As precautionary tales, Holwell outlined two cases where poor communications between a PI and coordinators resulted in the FDA banning the PI after things went horribly awry. In one example, coordinators were enrolling patients in a study when they didn’t meet inclusion criteria. The coordinators were even enrolling employees of the site. The PI had no idea. In the other example, a coordinator was falsifying data and fabricating patients for an HIV study. The PI wasn’t paying any attention to the study, so the falsifying went undetected, as did the fact that the coordinator was a convicted felon. In this case, the coordinator and PI were both charged with falsifying clinical trial data.
In both cases, the PIs “didn’t go back and check everything these coordinators had their hands on,” said Holwell. “Where was the oversight? Who was checking? Not the PIs.”

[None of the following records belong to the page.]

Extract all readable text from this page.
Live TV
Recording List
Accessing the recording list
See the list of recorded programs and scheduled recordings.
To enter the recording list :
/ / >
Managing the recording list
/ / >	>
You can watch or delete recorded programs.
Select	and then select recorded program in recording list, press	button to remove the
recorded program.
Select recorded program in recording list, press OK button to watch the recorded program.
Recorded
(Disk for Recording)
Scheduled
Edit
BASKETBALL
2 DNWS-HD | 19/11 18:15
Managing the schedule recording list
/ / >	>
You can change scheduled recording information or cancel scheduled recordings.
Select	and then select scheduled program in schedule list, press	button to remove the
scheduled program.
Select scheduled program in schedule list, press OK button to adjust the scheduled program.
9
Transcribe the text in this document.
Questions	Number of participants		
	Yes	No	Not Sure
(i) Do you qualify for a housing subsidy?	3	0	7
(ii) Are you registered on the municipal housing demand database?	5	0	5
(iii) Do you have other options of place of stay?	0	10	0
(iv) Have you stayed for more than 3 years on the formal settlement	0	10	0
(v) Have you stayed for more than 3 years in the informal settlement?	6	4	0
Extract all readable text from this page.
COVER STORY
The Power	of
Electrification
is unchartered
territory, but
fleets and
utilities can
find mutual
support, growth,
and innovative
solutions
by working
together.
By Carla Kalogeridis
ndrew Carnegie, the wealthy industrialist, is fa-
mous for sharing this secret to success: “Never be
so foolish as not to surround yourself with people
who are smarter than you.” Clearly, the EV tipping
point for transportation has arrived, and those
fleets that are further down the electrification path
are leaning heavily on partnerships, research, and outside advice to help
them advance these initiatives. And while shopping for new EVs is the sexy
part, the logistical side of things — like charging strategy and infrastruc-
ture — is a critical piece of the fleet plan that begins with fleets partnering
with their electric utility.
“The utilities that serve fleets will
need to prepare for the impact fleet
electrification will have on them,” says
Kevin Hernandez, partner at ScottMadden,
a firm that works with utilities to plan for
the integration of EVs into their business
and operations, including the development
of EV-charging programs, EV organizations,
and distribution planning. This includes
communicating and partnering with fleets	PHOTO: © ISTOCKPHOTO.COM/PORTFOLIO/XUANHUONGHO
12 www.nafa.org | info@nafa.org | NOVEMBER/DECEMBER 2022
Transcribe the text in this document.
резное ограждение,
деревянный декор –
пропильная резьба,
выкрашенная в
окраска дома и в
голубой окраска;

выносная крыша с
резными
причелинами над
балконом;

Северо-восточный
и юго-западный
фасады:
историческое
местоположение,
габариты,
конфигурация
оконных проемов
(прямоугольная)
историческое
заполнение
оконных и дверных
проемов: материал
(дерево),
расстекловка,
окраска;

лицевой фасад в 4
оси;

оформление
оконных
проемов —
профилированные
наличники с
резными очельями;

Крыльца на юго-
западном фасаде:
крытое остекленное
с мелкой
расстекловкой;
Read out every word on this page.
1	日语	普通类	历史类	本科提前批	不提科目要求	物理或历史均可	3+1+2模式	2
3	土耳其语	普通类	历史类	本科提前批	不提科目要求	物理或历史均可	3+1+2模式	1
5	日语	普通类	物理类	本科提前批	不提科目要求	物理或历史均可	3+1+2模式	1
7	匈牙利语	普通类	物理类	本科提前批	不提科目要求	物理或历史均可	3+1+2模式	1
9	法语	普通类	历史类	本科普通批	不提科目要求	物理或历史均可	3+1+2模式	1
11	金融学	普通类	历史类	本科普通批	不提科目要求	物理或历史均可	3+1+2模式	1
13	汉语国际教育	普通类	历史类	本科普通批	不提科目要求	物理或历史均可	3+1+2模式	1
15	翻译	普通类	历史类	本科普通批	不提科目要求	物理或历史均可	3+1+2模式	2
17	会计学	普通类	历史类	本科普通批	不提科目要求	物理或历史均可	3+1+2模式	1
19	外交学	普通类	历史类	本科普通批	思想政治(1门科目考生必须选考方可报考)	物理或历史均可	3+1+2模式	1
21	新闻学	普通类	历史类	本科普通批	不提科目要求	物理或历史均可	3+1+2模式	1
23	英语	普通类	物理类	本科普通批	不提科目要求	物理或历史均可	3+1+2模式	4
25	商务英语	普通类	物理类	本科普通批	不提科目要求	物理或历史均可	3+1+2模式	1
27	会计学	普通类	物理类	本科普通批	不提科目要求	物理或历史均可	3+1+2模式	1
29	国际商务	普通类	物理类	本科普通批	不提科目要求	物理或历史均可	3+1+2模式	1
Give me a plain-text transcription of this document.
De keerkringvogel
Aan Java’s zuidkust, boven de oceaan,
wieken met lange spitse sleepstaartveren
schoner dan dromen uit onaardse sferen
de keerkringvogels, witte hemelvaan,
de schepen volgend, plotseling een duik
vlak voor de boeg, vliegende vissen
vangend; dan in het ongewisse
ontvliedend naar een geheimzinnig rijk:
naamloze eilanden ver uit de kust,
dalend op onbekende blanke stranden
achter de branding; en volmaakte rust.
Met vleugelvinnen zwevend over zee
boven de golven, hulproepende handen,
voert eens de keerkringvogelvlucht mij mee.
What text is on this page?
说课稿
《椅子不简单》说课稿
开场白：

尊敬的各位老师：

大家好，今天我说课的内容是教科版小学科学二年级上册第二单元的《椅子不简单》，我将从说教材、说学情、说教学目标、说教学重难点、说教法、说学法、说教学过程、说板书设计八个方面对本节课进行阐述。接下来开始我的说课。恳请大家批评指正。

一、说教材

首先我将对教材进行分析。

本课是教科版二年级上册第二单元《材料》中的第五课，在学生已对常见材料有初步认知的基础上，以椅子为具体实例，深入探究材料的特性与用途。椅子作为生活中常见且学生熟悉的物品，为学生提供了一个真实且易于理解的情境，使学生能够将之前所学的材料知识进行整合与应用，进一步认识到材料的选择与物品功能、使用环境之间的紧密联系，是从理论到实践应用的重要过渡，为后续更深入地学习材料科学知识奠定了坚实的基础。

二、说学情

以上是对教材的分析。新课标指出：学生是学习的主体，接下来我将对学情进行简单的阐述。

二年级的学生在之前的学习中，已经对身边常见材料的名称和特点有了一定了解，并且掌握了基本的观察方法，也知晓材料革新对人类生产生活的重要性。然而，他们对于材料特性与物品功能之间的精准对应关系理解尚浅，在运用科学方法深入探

Holwell also used the example to reinforce that PIs should work very hard to hire well, making sure to do background checks on coordinators.
Once your site is hitting all its self-made marks on quality, it’s time to sing your praises to Sponsors and CROs, said Rosenbaum.
“Razzle dazzle them by being prepared and emphasizing your site’s strengths,” she said, adding that Sponsors look favorably on sites that are very responsive, beginning with the feasibility questionnaire.
By ready to showcase metrics from your site highlighting successful audits and recruiting triumphs, and let them know you’re happy to work with a central/commercial IRB.